El hombre alzó una mano y los encapuchados respondieron entonando un canto gutural. El suelo tembló y, bajo la iglesia, algo empezó a moverse. La piedra se resquebrajó y surgió un tentáculo cubierto de escamas traslúcidas. Otro le siguió, golpeando el campanario hasta derribarlo.

Clara se incorporó tambaleante y, con una voz que no parecía suya, pronunció palabras en el mismo idioma de las inscripciones. El tentáculo se detuvo, como obedeciendo. El señor de la Torre la observó con satisfacción.

—Ya es tarde para huir. Elige, Clara. Ellos dos no importan.

Ignacio intentó impedirlo, pero Clara extendió la mano hacia la criatura, y un resplandor oscuro la envolvió. El mar rugió como si celebrara.

Mateo comprendió que habían perdido. Agarró a Ignacio por el brazo y lo obligó a correr, mientras los encapuchados cerraban filas y la tormenta devoraba la costa.
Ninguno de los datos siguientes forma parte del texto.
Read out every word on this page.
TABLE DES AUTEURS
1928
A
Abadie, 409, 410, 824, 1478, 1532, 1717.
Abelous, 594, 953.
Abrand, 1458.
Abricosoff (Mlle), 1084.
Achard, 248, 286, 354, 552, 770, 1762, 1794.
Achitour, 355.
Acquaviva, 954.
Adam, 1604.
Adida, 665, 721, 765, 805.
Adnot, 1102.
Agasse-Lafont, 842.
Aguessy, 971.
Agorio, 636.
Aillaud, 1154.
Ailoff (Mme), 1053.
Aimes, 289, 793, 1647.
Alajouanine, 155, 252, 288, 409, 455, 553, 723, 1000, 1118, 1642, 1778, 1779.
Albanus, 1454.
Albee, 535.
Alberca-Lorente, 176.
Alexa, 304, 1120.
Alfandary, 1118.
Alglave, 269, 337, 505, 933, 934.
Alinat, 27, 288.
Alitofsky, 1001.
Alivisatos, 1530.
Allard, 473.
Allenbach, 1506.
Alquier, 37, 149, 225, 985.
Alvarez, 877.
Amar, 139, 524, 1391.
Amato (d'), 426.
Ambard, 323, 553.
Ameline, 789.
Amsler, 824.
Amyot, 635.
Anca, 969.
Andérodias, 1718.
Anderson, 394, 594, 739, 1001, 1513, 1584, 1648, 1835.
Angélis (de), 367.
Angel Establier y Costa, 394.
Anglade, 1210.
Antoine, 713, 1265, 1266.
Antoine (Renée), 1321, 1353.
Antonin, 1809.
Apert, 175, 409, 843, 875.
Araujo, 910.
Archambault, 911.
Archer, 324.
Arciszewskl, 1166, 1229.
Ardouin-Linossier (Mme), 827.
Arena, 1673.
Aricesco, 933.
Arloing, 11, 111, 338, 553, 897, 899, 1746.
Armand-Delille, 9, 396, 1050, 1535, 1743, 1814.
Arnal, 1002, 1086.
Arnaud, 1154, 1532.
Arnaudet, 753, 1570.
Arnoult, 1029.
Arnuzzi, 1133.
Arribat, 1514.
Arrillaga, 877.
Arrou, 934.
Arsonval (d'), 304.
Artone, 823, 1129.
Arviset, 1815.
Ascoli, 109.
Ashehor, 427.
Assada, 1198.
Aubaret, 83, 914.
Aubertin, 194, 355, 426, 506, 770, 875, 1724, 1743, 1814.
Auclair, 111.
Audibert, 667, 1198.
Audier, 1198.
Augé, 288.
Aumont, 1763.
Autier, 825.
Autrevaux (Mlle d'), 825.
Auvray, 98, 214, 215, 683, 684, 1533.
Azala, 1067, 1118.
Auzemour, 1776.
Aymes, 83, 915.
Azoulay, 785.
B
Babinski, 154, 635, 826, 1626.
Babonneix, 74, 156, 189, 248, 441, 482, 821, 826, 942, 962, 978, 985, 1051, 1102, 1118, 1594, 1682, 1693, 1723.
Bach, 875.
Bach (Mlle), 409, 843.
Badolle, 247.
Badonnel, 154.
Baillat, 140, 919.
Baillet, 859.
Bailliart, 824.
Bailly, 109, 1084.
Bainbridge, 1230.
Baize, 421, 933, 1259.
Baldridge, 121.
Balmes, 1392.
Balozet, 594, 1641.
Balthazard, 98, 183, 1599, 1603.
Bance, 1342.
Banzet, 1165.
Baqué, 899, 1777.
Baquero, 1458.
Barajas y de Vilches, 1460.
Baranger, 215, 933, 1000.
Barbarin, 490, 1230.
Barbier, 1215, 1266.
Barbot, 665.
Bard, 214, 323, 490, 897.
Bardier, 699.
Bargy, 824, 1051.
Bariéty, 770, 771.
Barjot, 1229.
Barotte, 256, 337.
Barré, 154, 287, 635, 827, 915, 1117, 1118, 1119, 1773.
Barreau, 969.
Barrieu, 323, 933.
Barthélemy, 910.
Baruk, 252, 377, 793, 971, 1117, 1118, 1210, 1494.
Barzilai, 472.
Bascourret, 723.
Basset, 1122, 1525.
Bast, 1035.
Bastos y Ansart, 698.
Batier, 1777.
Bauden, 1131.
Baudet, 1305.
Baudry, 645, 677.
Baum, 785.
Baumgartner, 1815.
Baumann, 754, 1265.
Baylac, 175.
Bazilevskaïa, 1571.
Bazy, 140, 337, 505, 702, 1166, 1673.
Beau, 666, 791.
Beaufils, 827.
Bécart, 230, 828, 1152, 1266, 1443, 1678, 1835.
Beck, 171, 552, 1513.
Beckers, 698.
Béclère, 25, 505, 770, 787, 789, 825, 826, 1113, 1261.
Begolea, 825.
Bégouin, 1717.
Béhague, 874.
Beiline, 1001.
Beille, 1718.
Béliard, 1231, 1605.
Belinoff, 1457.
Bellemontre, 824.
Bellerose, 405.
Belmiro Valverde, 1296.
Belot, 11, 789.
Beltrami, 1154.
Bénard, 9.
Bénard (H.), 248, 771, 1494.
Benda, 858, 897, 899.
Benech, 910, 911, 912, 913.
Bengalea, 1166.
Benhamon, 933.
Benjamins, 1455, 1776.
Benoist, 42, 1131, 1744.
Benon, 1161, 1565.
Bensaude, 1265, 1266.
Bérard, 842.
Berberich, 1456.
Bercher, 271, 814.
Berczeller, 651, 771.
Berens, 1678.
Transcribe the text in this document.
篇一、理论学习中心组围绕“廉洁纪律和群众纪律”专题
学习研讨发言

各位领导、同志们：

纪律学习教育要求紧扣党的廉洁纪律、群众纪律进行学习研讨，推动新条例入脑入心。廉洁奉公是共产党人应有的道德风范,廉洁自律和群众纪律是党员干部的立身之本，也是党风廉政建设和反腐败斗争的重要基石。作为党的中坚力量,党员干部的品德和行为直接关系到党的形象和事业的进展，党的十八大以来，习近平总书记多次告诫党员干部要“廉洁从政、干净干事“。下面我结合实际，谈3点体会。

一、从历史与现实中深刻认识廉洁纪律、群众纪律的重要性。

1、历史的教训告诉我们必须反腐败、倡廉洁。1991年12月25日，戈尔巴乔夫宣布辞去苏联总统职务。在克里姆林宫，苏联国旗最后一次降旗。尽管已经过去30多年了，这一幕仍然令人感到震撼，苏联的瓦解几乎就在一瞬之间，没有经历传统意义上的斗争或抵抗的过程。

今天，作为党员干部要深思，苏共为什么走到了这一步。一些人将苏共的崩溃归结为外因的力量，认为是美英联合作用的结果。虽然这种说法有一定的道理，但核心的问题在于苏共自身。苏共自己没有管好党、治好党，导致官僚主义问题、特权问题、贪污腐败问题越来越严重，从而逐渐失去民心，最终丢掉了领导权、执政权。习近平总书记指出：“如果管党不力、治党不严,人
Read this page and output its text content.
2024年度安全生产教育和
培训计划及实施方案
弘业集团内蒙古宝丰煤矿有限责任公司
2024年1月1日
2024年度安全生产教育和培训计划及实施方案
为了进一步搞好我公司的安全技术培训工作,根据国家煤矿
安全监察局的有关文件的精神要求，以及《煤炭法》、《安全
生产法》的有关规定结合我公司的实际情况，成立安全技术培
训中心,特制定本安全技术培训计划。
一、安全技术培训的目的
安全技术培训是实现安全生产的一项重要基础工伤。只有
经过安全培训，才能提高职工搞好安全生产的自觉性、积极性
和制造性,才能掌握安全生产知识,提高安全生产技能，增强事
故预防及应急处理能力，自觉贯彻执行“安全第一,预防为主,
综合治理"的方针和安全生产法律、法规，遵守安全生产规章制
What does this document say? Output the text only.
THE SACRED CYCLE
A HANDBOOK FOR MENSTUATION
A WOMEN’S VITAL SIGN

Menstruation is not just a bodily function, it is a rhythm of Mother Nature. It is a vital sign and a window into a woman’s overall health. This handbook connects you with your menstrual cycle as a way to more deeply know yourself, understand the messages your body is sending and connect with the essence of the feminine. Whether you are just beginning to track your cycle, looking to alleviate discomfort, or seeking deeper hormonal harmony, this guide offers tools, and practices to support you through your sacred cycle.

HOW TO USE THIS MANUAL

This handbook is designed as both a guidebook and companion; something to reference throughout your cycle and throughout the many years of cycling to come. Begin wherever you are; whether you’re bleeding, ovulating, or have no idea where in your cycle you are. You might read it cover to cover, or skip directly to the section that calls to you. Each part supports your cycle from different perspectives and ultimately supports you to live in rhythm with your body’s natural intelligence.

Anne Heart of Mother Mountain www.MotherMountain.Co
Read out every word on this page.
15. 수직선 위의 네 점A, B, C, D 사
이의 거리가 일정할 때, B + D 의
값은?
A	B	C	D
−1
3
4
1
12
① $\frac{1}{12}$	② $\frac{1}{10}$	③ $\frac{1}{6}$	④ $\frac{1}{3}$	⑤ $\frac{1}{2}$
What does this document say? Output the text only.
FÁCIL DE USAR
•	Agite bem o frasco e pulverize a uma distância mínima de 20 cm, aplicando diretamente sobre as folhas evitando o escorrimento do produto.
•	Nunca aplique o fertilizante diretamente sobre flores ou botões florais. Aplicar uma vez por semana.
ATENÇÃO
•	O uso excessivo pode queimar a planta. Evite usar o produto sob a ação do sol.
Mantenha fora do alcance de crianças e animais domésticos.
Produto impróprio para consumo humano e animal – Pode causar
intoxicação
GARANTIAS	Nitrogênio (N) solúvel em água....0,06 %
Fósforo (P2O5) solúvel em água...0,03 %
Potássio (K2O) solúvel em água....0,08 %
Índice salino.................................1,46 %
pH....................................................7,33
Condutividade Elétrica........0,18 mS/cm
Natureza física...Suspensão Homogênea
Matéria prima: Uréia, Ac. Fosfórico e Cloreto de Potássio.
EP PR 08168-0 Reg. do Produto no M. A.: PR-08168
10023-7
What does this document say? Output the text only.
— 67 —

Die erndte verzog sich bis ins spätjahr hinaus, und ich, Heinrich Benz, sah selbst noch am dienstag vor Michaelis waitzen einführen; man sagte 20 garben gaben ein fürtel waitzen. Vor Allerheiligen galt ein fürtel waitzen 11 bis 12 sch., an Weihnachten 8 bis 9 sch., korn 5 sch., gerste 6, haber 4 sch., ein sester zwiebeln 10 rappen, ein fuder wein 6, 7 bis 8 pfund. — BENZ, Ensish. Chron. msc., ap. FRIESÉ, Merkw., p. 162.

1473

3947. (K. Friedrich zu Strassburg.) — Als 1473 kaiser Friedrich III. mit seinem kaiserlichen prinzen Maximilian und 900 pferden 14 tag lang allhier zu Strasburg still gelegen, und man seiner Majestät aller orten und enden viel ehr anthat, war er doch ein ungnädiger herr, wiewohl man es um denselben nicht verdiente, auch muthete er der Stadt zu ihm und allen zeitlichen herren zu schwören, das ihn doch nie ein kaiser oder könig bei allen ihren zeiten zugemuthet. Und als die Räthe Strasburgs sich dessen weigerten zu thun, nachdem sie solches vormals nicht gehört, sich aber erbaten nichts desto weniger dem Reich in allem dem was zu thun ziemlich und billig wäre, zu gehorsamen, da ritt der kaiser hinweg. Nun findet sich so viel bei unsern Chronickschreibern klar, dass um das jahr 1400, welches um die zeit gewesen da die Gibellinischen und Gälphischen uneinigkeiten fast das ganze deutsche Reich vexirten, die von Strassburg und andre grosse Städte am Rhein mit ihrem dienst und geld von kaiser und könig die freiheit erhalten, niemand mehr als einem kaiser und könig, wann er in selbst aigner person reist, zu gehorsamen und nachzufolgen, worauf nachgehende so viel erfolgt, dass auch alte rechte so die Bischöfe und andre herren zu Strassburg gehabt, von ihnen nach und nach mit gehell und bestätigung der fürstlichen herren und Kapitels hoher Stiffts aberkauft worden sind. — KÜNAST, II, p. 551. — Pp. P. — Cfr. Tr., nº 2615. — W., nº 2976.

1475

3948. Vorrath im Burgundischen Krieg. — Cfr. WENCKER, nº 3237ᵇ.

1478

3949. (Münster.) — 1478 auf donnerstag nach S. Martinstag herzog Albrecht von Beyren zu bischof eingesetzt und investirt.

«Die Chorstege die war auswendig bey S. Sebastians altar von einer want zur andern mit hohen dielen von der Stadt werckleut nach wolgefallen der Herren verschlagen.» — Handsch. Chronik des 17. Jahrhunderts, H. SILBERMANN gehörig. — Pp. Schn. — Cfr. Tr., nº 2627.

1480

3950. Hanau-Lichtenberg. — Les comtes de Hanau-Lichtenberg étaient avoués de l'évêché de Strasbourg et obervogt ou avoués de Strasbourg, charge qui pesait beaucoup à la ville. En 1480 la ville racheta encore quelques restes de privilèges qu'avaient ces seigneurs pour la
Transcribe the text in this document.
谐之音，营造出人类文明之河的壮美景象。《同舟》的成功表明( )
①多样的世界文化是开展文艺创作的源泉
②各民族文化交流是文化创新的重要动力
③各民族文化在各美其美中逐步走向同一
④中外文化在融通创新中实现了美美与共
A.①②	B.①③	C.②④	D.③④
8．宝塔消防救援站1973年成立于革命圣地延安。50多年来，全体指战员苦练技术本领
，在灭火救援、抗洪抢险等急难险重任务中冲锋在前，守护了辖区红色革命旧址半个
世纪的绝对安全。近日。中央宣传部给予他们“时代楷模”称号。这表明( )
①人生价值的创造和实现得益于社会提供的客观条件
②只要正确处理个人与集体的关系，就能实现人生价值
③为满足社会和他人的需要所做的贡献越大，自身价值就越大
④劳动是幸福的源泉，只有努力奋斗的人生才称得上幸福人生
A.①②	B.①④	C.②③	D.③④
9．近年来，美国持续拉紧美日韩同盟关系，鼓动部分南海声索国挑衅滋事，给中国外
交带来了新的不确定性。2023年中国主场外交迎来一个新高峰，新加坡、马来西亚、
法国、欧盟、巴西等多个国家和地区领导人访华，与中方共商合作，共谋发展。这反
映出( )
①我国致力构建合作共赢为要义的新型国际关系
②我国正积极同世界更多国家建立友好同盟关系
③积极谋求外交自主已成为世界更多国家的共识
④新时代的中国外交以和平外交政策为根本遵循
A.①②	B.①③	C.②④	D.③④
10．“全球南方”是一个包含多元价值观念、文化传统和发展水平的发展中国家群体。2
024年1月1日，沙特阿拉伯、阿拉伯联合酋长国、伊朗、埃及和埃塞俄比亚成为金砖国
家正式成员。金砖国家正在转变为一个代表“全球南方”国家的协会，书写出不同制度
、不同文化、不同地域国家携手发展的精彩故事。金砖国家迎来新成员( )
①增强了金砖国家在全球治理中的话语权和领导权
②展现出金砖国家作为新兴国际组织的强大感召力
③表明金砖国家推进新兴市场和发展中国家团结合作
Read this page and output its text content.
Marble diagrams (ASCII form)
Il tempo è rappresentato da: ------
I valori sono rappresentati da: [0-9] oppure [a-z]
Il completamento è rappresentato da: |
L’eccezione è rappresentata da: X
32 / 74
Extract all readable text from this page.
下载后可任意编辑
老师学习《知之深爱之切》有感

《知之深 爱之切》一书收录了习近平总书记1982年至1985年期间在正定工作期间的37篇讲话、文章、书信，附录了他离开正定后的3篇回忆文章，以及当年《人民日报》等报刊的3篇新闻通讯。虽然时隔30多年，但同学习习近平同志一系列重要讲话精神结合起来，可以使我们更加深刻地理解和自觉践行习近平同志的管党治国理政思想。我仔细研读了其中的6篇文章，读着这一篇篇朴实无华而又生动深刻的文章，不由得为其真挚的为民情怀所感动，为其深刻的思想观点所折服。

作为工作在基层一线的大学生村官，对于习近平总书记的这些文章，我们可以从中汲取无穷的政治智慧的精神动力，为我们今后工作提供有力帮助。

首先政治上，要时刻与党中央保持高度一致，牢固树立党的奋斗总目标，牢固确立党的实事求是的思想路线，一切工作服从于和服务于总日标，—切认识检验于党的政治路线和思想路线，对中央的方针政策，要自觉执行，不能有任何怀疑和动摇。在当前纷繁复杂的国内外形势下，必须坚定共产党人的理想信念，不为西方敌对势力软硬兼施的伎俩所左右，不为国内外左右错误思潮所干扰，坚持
Apenas lograron huir por un callejón inundado, perseguidos por ecos de cánticos y el estruendo del mar en cólera.

Al llegar a una colina fuera de la ciudad, vieron cómo el puerto entero desaparecía bajo las aguas. Entre los relámpagos distinguieron la silueta colosal de una figura emergiendo, coronada de espuma negra.

Clara ya no estaba con ellos.

Mateo cayó de rodillas, sin fuerzas. Ignacio, con el rostro desencajado, juró entre dientes que la recuperarían, aunque eso significara volver a sumergirse en aquel abismo.

La tormenta se desató con más furia, como si la propia tierra celebrara el despertar de algo que jamás debió ser perturbado. Y en medio del estrépito, los dos comprendieron que el mundo que conocían había terminado.